Eine frühzeitige logopädische Unterstützung kann helfen, Essen und Trinken sicherer und angenehmer zu gestalten und Komplikationen zu vermeiden.

05 Atemphysiotherapie

Warum ist Atemphysiotherapie bei SMA ein wichtiger Baustein?

Atemphysiotherapie ist ein wichtiger Bestandteil der nicht-medikamentösen Behandlung bei SMA, da auch die Atemmuskulatur betroffen sein kann. Das kann sich negativ auf die Lungenfunktion und die Atmung auswirken. Deshalb spielt Atemtherapie eine besonders wichtige Rolle.

Sie hilft dabei:

  • die Lungenfunktion zu unterstützen
  • Sekret besser abzuhusten
  • Atemwegsinfektionen vorzubeugen
  • die Atmung zu erleichtern

Das ist besonders wichtig, weil Atemprobleme eine häufige Belastung bei SMA sein können. Mehr Informationen zu diesem Thema erfährst Du in unserem Beitrag Atemtherapie bei SMA.

06 Psychotherapie

Wann kann Psychotherapie bei SMA unterstützen?

Eine chronische Erkrankung wie SMA betrifft nicht nur den Körper, sondern auch die Psyche. Psychotherapie kann daher eine wichtige unterstützende Maßnahme sein – sowohl für Betroffene als auch für Angehörige.

Psychologische Unterstützung kann helfen:

  • mit Sorgen oder Ängsten umzugehen
  • belastende Situationen zu verarbeiten
  • neue Strategien für den Alltag zu entwickeln

Es kann entlastend sein, mit einer neutralen Person über Herausforderungen oder Erlebnisse zu sprechen.
Wichtig: Die Unterstützung sollte freiwillig sein und zu den eigenen Bedürfnissen passen – nur so kann sie wirklich helfen.
Hilfreich ist außerdem, wenn die Psychologin oder der Psychologe Erfahrung mit chronischen Erkrankungen hat.

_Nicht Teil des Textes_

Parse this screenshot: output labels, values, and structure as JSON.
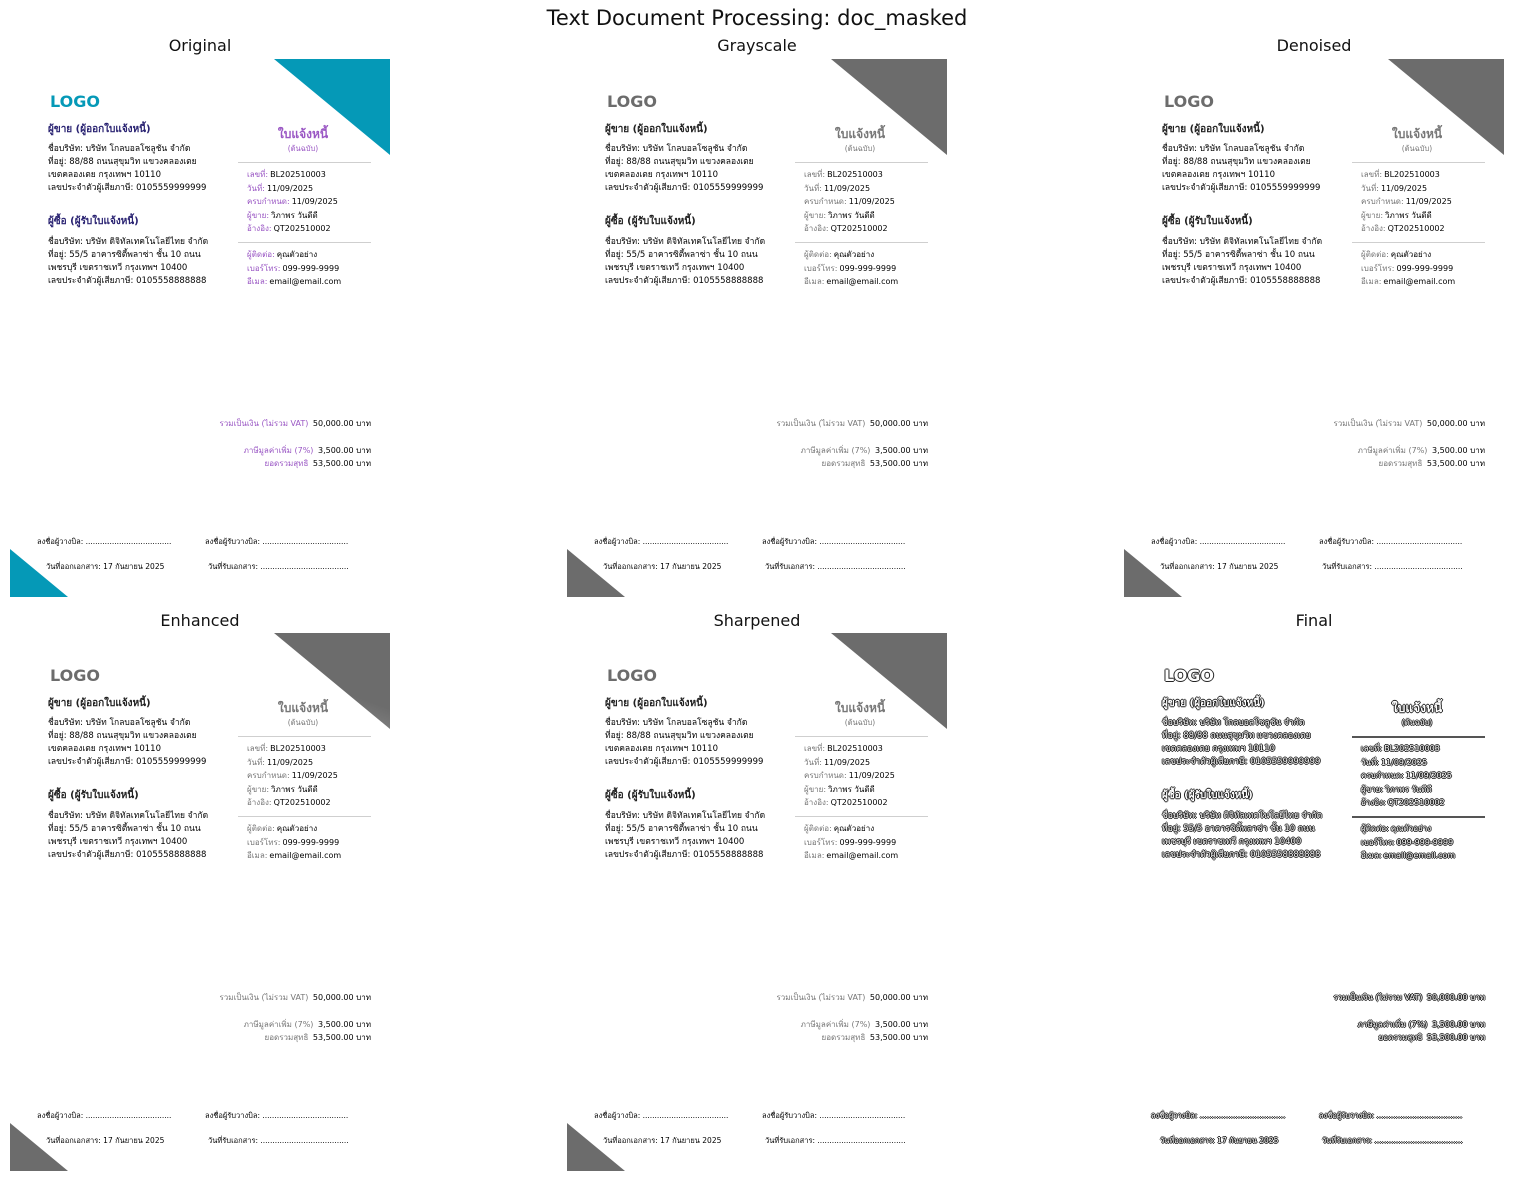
{
  "figure_title": "Text Document Processing: doc_masked",
  "panels": [
    {
      "title": "Original",
      "variant": "v-orig"
    },
    {
      "title": "Grayscale",
      "variant": "v-gray"
    },
    {
      "title": "Denoised",
      "variant": "v-gray"
    },
    {
      "title": "Enhanced",
      "variant": "v-gray v-blur"
    },
    {
      "title": "Sharpened",
      "variant": "v-gray"
    },
    {
      "title": "Final",
      "variant": "v-gray v-final"
    }
  ],
  "doc": {
    "logo": "LOGO",
    "seller_heading": "ผู้ขาย (ผู้ออกใบแจ้งหนี้)",
    "seller_lines": [
      "ชื่อบริษัท: บริษัท โกลบอลโซลูชัน จำกัด",
      "ที่อยู่: 88/88 ถนนสุขุมวิท แขวงคลองเตย",
      "เขตคลองเตย กรุงเทพฯ 10110",
      "เลขประจำตัวผู้เสียภาษี: 0105559999999"
    ],
    "buyer_heading": "ผู้ซื้อ (ผู้รับใบแจ้งหนี้)",
    "buyer_lines": [
      "ชื่อบริษัท: บริษัท ดิจิทัลเทคโนโลยีไทย จำกัด",
      "ที่อยู่: 55/5 อาคารซิตี้พลาซ่า ชั้น 10 ถนน",
      "เพชรบุรี เขตราชเทวี กรุงเทพฯ 10400",
      "เลขประจำตัวผู้เสียภาษี: 0105558888888"
    ],
    "doc_title": "ใบแจ้งหนี้",
    "doc_subtitle": "(ต้นฉบับ)",
    "meta": [
      {
        "label": "เลขที่:",
        "value": "BL202510003"
      },
      {
        "label": "วันที่:",
        "value": "11/09/2025"
      },
      {
        "label": "ครบกำหนด:",
        "value": "11/09/2025"
      },
      {
        "label": "ผู้ขาย:",
        "value": "วิภาพร วันดีดี"
      },
      {
        "label": "อ้างอิง:",
        "value": "QT202510002"
      }
    ],
    "contact": [
      {
        "label": "ผู้ติดต่อ:",
        "value": "คุณตัวอย่าง"
      },
      {
        "label": "เบอร์โทร:",
        "value": "099-999-9999"
      },
      {
        "label": "อีเมล:",
        "value": "email@email.com"
      }
    ],
    "totals": [
      {
        "label": "รวมเป็นเงิน (ไม่รวม VAT)",
        "value": "50,000.00 บาท"
      },
      {
        "label": "ภาษีมูลค่าเพิ่ม (7%)",
        "value": "3,500.00 บาท"
      },
      {
        "label": "ยอดรวมสุทธิ",
        "value": "53,500.00 บาท"
      }
    ],
    "sign_biller": "ลงชื่อผู้วางบิล: ....................................",
    "sign_receiver": "ลงชื่อผู้รับวางบิล: ....................................",
    "issue_date": "วันที่ออกเอกสาร: 17 กันยายน 2025",
    "receive_date": "วันที่รับเอกสาร: ....................................."
  }
}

Wenn ein Kind betroffen ist, sollte die Fachperson zusätzlich Erfahrung im Umgang mit Kindern haben.

07 Komplementärmedizin

Was solltest Du bei komplementären Methoden unbedingt beachten?

Komplementärmedizinische Methoden können die Schulmedizin ergänzen, nicht ersetzen (im Gegensatz zur Alternativmedizin, die eine Alternative zur Schulmedizin darstellen soll). So können z. B. Entspannungstechniken Gelassenheit und Wohlbefinden fördern. 
Wichtig: Sprich Dich mit Deinen behandelnden Ärztinnen und Ärzten ab, wenn Du komplementäre Maßnahmen in Betracht ziehst oder bereits nutzt. Denn es können Wechselwirkungen zwischen ärztlicher Behandlung und ergänzenden Maßnahmen entstehen, die die Therapie negativ beeinflussen können – und dann eher schaden als nutzen.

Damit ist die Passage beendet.